Ontario becomes a model for Canada with a GHG reduction target for 2030

By Arman Kazemi

May 21, 2015

Ontario recently announced its plans to reduce greenhouse gases by 2030. By doing so, it became the first Canadian province to detail its emissions targets in the lead up to a major international climate conference in Paris this December.

The 2030 goals operate as a mid-term target for the eventual goal of reducing emissions to 80 per cent of 1990 levels by 2050. The province previously established short goal of reducing emissions by 15 per cent below 1990 levels by 2020. Their mid-term goal is 37 per cent reductions by 2030.

By making this announcement, Ontario is attempting to fulfil its promise to become a national leader in the fight against climate change.

Canadian academics have been urging the provinces and territories to take action to help Canada meet its international climate change targets. They cite carbon pricing initiatives like the Western Climate Initiative’s cap and trade accord between Quebec and California that Ontario just joined last month.
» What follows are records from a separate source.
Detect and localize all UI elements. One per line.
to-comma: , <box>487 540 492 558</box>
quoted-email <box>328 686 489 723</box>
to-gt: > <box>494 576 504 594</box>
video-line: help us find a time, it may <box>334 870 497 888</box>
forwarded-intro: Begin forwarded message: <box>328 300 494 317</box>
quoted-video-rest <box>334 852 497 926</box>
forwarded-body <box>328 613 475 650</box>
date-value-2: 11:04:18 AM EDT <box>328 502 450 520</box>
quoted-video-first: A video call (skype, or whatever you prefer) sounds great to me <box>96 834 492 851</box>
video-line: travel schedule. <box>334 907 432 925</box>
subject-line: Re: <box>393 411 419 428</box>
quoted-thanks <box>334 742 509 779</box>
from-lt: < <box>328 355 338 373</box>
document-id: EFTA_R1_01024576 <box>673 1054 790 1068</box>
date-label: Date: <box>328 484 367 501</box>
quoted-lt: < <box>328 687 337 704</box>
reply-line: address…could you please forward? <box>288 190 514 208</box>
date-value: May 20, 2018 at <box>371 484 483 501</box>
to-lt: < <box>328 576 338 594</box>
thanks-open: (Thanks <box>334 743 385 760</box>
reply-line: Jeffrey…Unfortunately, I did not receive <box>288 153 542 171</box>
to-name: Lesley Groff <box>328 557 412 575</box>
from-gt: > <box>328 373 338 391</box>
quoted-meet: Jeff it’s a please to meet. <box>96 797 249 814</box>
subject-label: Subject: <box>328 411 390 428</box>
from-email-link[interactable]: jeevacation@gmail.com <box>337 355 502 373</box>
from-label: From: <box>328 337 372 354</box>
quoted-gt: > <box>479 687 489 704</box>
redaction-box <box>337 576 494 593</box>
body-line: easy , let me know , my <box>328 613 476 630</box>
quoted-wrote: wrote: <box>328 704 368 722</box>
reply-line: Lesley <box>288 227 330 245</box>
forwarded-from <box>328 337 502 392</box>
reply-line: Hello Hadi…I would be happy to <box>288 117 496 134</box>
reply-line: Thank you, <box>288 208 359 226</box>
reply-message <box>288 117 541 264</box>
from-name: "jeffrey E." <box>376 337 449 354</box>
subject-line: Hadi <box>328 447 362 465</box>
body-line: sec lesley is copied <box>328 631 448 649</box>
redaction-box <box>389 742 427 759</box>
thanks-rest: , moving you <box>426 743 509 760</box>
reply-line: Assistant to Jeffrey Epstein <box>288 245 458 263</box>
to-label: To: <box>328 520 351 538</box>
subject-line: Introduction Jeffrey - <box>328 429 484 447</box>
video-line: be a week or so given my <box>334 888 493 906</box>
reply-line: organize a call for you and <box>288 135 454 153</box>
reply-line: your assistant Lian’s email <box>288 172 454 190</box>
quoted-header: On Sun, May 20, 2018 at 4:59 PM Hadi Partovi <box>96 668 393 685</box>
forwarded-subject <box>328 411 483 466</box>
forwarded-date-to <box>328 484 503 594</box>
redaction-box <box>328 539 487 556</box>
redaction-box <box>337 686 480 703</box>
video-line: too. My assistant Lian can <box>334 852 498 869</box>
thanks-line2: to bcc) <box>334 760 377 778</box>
Last year Ontario led Canada to a fifth place ranking of worldwide countries investing in renewable energy. This was achieved thanks to the province’s expanded renewable capacity and significant procurements of solar and wind technology. Ontario’s feed-in-tariff program helped Canada rank seventh for solar energy installations in 2013.

Meanwhile, the federal government recently announced its own 2030 emissions reductions plan. Speaking in Winnipeg, Environment Minister Leona Aglukkaq committed to greenhouse gas reductions of 30 per cent below 2005 levels. This comes ahead of a G7 conference in Germany next month at which national leaders will be asked to formally release actionable emissions targets in preparation for the upcoming climate talks in Paris.

Various sources have pointed out, however, that Canada is likely to miss the emissions reduction targets that were set at the 2009 Copenhagen Accord. Many believe that the federal government’s unwillingness to set targets for major emitters in the Alberta tarsands is the main reason why Canada is unlikely to achieve existing climate commitments.

Despite challenges at the federal level, Ontario’s politicians see an opportunity to serve as a role model for other provinces and set new standards for the country.

“Establishing a 2030 greenhouse gas emission reduction target of 37 per cent below 1990 levels,” said Glen Murray, Ontario’s Minister of the Environment and Climate Change, “sends a clear signal to Canada and the world that Ontario is committed to creating a lasting legacy of a better environment and a stronger low-carbon economy for future generations.”